Reakcyjna burżuazja wszędzie zabiegała, a teraz i u nas zaczyna zabiegać o to, ażeby wzniecić waśnie religijne, ażeby w tę stronę odciągnąć uwagę mas od istotnie ważnych i podstawowych zagadnień ekonomicznych i politycznych, które rozwiązuje teraz w praktyce jednoczący się w swej rewolucyjnej walce proletariat całej Rosji. Ta reakcyjna polityka rozpraszania sił proletariatu, która dziś przejawia się głównie w czarnosecinnych pogromach, jutro, być może, dojdzie do zastosowania również jakichś bardziej wyrafinowanych form. My w każdym wypadku przeciwstawimy jej spokojne, wytrwałe i cierpliwe, obce wszelkiemu rozdmuchiwaniu drugorzędnych rozbieżności, szerzenie solidarności proletariackiej i naukowego światopoglądu.

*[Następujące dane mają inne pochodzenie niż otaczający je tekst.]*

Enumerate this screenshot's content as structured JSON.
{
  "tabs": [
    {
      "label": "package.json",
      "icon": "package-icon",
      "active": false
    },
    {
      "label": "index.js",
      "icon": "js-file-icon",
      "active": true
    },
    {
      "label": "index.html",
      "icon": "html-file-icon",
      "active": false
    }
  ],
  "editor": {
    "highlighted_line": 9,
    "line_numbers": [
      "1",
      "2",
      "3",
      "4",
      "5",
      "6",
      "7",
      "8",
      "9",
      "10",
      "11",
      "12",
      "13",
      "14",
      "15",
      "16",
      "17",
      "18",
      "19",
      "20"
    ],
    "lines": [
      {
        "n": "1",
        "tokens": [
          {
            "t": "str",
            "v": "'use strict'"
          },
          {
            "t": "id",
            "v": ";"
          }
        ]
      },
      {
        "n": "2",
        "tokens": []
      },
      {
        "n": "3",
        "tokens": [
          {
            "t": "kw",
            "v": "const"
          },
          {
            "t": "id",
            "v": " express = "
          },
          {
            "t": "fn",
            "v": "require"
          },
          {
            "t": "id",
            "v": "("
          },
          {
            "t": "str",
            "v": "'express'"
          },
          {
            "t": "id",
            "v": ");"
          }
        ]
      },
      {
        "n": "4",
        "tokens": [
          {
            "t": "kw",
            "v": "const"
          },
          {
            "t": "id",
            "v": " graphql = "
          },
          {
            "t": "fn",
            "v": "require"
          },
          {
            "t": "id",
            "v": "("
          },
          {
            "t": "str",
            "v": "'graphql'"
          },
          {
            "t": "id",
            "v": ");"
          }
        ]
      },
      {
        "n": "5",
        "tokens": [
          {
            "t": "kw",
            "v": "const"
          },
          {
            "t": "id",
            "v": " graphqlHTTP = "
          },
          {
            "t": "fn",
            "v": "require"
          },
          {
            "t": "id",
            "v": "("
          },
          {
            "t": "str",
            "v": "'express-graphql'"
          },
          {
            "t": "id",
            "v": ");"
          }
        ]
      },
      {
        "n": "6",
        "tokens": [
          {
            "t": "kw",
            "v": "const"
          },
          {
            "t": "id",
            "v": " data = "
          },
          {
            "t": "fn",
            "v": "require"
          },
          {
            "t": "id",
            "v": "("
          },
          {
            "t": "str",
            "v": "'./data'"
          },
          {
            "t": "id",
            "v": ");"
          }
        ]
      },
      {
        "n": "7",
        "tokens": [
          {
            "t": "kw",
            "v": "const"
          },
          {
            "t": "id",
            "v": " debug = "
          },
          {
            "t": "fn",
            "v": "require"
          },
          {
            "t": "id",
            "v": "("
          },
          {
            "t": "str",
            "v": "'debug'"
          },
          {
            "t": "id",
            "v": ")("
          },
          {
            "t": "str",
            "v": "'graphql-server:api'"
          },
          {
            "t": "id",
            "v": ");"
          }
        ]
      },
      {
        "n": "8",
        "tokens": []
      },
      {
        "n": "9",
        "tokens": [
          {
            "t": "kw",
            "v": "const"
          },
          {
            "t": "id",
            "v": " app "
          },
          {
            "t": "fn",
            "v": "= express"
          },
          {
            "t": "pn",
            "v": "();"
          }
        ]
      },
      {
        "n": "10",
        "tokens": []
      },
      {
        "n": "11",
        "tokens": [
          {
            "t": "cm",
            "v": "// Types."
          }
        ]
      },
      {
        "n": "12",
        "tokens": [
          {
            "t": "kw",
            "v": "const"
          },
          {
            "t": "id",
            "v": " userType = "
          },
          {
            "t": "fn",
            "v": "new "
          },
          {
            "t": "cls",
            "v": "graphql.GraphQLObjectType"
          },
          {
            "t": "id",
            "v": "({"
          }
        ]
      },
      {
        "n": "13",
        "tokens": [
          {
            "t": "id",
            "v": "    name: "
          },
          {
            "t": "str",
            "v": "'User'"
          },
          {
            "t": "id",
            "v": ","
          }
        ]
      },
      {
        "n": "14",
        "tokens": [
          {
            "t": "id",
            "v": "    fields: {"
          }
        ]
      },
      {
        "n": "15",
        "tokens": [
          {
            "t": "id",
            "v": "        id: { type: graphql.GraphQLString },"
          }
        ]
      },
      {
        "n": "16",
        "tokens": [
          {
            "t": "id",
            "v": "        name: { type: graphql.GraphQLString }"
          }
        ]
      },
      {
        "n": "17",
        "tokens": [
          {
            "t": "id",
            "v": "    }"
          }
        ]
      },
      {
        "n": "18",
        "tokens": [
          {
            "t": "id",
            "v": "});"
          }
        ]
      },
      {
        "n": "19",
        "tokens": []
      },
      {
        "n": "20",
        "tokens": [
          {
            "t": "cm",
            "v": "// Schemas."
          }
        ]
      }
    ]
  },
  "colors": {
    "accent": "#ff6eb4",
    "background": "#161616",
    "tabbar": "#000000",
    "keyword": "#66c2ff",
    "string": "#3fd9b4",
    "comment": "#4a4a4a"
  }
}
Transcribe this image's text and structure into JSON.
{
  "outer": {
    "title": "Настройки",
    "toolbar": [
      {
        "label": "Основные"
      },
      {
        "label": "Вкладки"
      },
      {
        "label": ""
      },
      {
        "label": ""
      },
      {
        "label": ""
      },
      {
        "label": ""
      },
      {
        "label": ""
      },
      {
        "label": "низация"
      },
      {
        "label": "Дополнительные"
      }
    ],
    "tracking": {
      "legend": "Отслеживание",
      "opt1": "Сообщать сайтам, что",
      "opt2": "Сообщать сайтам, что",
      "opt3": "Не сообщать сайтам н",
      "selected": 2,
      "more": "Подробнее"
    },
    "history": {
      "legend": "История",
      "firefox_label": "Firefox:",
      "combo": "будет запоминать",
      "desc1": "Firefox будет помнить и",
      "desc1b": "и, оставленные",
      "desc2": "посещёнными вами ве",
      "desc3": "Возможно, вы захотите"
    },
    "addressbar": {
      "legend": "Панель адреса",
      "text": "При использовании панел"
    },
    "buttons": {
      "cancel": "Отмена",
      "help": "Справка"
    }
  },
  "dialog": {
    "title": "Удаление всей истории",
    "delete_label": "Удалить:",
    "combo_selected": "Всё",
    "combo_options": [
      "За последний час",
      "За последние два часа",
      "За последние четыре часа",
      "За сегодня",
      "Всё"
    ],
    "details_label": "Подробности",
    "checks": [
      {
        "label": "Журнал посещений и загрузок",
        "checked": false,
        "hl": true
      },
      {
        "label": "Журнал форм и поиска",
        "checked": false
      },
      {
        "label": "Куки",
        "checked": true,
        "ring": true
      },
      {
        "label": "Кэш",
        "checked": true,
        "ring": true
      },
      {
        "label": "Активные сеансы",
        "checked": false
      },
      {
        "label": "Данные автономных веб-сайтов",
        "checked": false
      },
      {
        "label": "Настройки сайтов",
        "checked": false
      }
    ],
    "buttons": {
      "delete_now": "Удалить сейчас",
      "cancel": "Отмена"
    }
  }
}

Proletariat rewolucyjny dopnie tego, aby religia istotnie stała się dla państwa sprawą prywatną. W tym zaś oczyszczonym ze średniowiecznej pleśni ustroju politycznym proletariat poprowadzi zakrojoną na szeroką skalę otwartą walkę o zniesienie niewoli ekonomicznej, tego rzeczywistego źródła religijnego ogłupiania ludzkości.
71a Patrz F. Engels: “Literatura emigracyjna". W: K. Marks, F. Engels: Dzieła, t. 18. Warszawa 1969, s. 589. — Red.